Lorsque l’on veut faire tomber un personnage important et dérangeant, tous les moyens sont bons pour arriver à ses fins. Est-ce que Jésus aurait fait l’objet d’un lynchage médiatique s’il avait vécu à notre époque ? Sûrement. Bref, nous retrouvons Jésus en débat tendu avec les responsables politiques et religieux de son temps.
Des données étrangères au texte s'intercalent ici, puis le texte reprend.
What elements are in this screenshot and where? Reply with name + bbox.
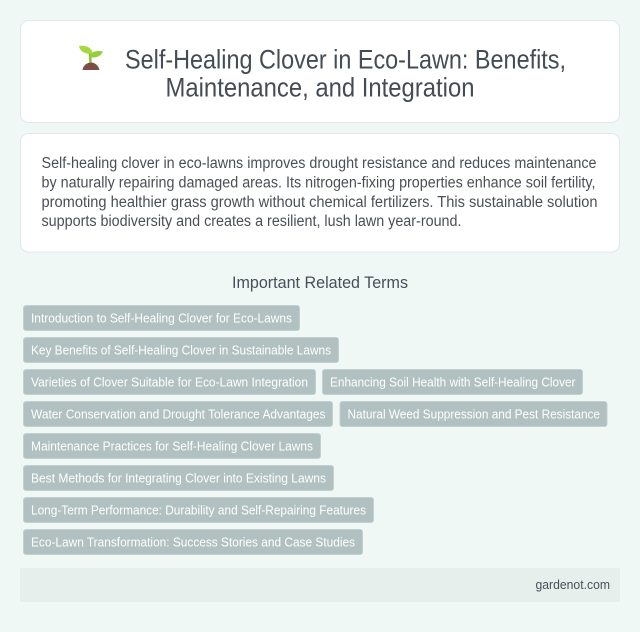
tag [322,370,582,394]
panel: summary card [20,134,620,252]
tag: Best Methods for Integrating Clover into Existing Lawns [31,470,326,486]
summary line 2: by naturally repairing damaged areas. Its nitrogen-fixing properties enhance soil fertility, [42,174,596,192]
heading: important related terms: Important Related Terms [232,273,408,292]
tag: Long-Term Performance: Durability and Self-Repairing Features [31,502,366,518]
tag [24,370,316,394]
footer [20,568,620,602]
summary line 1: Self-healing clover in eco-lawns improves drought resistance and reduces maintenance [42,155,596,172]
tag [24,434,320,458]
summary line 3: promoting healthier grass growth without chemical fertilizers. This sustainable solution [42,194,598,211]
tag: Natural Weed Suppression and Pest Resistance [348,406,600,422]
tag [24,306,300,330]
tag: Eco-Lawn Transformation: Success Stories and Case Studies [31,534,355,550]
tag [24,466,334,490]
tag [24,498,374,522]
tag list [24,306,607,554]
title line 2: Maintenance, and Integration [166,72,474,102]
tag: Key Benefits of Self-Healing Clover in Sustainable Lawns [31,342,331,358]
tag: Enhancing Soil Health with Self-Healing Clover [330,374,576,390]
summary line 4: supports biodiversity and creates a resilient, lush lawn year-round. [42,213,462,230]
icon: seedling [79,46,103,70]
title line 1: Self-Healing Clover in Eco-Lawn: Benefits, [125,44,566,74]
tag: Water Conservation and Drought Tolerance Advantages [31,406,326,422]
footer source: gardenot.com [536,577,610,592]
tag [24,530,362,554]
tag [340,402,607,426]
tag: Varieties of Clover Suitable for Eco-Lawn Integration [31,374,308,390]
tag: Maintenance Practices for Self-Healing Clover Lawns [31,438,313,454]
tag: Introduction to Self-Healing Clover for Eco-Lawns [31,310,292,326]
panel: title card [20,20,620,122]
tag [24,402,332,426]
tag [24,338,338,362]
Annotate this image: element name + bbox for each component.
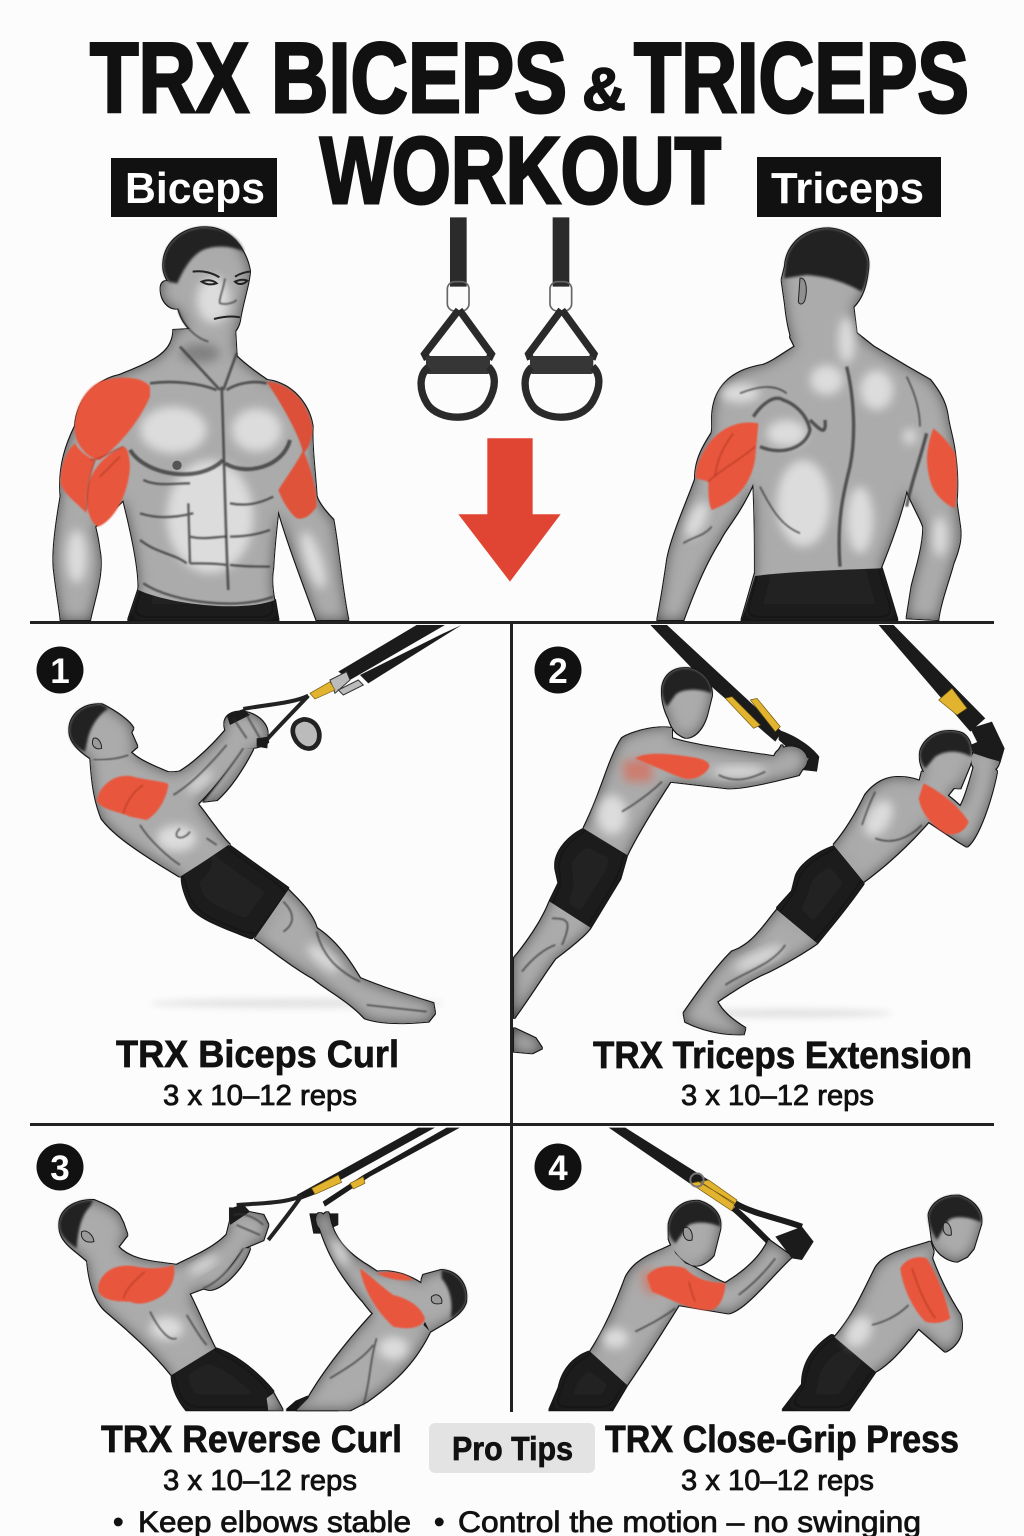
panel: exercise 4	[534, 1128, 981, 1410]
figure: reverse curl	[59, 1128, 466, 1410]
caption: exercise 4: TRX Close-Grip Press	[605, 1419, 959, 1461]
figure: front view biceps	[53, 227, 348, 620]
icon: TRX straps and handles	[421, 217, 599, 417]
caption: exercise 1: 3 x 10–12 reps	[163, 1080, 357, 1112]
caption: exercise 2: TRX Triceps Extension	[593, 1035, 972, 1077]
badge 4	[534, 1144, 582, 1190]
badge 2	[534, 646, 582, 694]
badge 1: 1	[50, 652, 70, 691]
title: TRX BICEPS	[90, 22, 567, 133]
label: triceps: Triceps	[771, 164, 924, 213]
pro tips list	[113, 1506, 921, 1536]
figure: back view triceps	[657, 228, 961, 620]
title: WORKOUT	[320, 118, 721, 224]
title: &	[582, 56, 626, 123]
panel: exercise 3	[36, 1128, 466, 1410]
caption: exercise 2	[593, 1035, 972, 1112]
caption: exercise 3: TRX Reverse Curl	[101, 1419, 402, 1461]
panel: exercise 2	[514, 625, 1005, 1053]
label: biceps: Biceps	[125, 164, 265, 213]
badge 3: 3	[50, 1149, 70, 1188]
pro tips badge	[429, 1423, 595, 1473]
divider lines	[30, 621, 994, 1412]
caption: exercise 4: 3 x 10–12 reps	[681, 1465, 874, 1497]
figure: triceps extension	[514, 625, 1005, 1053]
arrow: down	[458, 438, 561, 582]
caption: exercise 2: 3 x 10–12 reps	[681, 1080, 874, 1112]
panel: exercise 1	[36, 625, 462, 1023]
badge 4: 4	[548, 1149, 568, 1188]
caption: exercise 3: 3 x 10–12 reps	[163, 1465, 357, 1497]
badge 1	[36, 646, 84, 694]
title	[90, 22, 969, 224]
badge 3	[36, 1144, 84, 1190]
badge 2: 2	[548, 652, 568, 691]
pro tips badge: Pro Tips	[452, 1430, 573, 1467]
figure: biceps curl	[69, 625, 462, 1023]
caption: exercise 4	[605, 1419, 959, 1497]
caption: exercise 1: TRX Biceps Curl	[116, 1034, 399, 1076]
label: triceps	[757, 157, 941, 217]
caption: exercise 3	[101, 1419, 402, 1497]
caption: exercise 1	[116, 1034, 399, 1112]
figure: close-grip press	[549, 1128, 981, 1410]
La première de ces controverses concerne l’impôt dû à César, l’Empereur romain. Le récit est en trois étapes : arrivée des adversaires, l’objet concret du litige et la réponse de Jésus, réponse dont il faut saisir la finesse. La pointe de l’enseignement de ce jour va plus loin que la question de l’impôt dû à César. Il y un appel à l’offrande de soi-même comme le Christ s’est offert, lui l’image de Dieu que personne n’a jamais vu.

Les opposants

Dans les deux camps qui viennent interroger Jésus, les « Hérodiens » tiennent à la restauration du pouvoir des Hérodes sur la Judée. Ils sont donc pro-romains, car c’est de Rome qu’ils peuvent espérer cette restauration. Quant aux pharisiens, eux-mêmes politiquement divisés, ils supportent les Romains comme un mal inévitable. Seuls les extrémistes refusaient même de toucher l’argent romain et ne reconnaissaient que Dieu pour maître.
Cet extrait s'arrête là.